Part One (Just Another Species of Big Mammal) focuses on the evolutions of primates and the split between apes and monkeys and the further splits down the line between gorillas, chimpanzees, and finally homo habilus, homo erectus, and homo sapiens. This is the strongest part of the book, discussing the incredibly similar genome between chimpanzees and humans, which share 98% of their DNA. It posits that the development of language triggered the Great Leap Forward that gave homo sapiens the edge against the larger, stronger Neanderthals in the struggle for survival, especially in their ability to collaborate in hunting and communicate complex plans and concepts.

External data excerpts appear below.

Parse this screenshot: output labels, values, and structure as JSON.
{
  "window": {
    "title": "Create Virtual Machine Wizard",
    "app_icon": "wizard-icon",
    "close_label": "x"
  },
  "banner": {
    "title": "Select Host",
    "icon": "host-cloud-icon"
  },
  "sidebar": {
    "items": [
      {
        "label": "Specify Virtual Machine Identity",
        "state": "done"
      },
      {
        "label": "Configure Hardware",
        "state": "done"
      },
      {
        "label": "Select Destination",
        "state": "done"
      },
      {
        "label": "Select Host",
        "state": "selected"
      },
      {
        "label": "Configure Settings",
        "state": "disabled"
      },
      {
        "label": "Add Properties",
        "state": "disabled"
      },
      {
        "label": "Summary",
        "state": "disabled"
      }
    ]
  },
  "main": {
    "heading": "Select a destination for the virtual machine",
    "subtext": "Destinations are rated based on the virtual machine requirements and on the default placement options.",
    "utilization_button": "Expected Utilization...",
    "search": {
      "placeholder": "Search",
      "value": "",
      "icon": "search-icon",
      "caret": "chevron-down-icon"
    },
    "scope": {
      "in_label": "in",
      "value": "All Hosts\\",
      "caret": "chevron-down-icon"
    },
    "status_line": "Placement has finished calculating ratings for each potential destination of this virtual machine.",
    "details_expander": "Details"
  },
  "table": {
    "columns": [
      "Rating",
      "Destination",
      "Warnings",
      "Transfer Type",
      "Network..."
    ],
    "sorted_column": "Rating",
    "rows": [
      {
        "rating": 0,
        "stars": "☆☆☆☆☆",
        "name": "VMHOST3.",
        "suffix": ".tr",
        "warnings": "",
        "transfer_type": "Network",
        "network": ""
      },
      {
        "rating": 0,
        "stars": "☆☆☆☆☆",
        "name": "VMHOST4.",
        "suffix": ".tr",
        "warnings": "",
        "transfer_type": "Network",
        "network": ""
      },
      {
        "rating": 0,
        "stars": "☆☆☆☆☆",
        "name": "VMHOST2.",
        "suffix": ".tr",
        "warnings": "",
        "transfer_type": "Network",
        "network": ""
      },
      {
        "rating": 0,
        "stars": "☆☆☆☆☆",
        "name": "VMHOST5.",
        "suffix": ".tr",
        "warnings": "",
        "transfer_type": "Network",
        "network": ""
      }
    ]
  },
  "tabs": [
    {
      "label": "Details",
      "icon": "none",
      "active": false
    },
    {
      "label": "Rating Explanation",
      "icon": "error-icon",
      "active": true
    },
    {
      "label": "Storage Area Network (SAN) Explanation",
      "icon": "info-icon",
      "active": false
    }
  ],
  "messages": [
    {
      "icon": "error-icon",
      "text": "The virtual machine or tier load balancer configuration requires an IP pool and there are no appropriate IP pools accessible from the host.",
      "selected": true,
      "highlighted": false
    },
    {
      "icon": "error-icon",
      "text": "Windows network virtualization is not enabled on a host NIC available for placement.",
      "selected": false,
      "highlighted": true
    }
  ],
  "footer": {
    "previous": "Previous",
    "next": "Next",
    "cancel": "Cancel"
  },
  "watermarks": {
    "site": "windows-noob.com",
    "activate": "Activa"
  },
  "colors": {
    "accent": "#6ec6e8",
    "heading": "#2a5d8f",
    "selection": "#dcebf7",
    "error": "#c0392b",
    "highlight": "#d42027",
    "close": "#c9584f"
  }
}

Part Two (An Animal With a Strange Life Cycle) discusses the sexual behavior of humans from an evolutionary perspective. It dives into the previously taboo subject of the potential evolutionary rationale for adultery, as a means for males to spread their genes as far as possibly, while on the flip side women (mothers) seek a stable mate to provide sustenance for themselves and their children in a monogamous relationship, and the inevitable friction this causes in modern couples. It also discusses the seeming evolutionary disadvantages of humans vs other animals: female menopause, having only 1-2 babies at a time and only after reaching the teenage years, and living beyond a reproductive age. The answers are thought-provoking and well extrapolated.

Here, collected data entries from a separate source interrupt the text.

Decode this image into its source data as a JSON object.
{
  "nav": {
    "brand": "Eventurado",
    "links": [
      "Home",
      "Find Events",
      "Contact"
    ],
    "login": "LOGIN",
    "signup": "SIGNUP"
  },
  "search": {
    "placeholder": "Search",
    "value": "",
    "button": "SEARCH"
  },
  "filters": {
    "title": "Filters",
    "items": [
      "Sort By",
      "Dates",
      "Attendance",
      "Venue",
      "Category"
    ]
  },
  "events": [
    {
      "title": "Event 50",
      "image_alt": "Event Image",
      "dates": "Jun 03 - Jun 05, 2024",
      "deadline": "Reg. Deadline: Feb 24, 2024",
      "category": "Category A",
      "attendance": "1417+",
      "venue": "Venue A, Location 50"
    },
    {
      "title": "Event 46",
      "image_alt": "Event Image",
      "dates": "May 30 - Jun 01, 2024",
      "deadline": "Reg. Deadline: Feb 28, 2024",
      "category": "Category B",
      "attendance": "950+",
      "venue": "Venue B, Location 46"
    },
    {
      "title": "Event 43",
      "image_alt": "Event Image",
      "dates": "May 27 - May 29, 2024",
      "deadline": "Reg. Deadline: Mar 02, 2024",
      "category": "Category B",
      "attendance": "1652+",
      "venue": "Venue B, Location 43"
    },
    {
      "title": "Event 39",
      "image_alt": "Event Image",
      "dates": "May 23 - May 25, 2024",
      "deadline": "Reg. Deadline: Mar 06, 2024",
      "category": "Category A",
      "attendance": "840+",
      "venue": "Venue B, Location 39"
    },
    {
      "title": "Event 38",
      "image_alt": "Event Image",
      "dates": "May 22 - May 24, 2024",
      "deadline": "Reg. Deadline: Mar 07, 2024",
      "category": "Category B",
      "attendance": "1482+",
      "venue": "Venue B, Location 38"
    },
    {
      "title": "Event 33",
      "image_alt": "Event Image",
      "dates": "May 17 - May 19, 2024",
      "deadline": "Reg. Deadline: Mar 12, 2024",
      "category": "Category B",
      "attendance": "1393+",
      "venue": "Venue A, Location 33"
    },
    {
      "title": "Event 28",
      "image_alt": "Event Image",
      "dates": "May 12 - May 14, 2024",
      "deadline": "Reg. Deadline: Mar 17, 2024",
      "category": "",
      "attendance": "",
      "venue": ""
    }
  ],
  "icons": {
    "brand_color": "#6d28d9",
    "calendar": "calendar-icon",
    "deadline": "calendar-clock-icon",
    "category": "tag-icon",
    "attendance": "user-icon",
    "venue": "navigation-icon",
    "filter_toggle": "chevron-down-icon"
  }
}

Part Three (Uniquely Human) discusses the development of human language; the animal origins of art and its function in modern humans; the mixed blessings of adopting a sedentary, agrarian lifestyle rather than being roving hunter-gatherers; why human beings exhibit the seemingly self-destructive behavior of smoking, drinking alcohol, and taking drugs; and how likely we are to be alone in the universe. The section on the agriculture vs hunter-gathering is fascinating and gets much more detailed treatment in Guns, Germs & Steel.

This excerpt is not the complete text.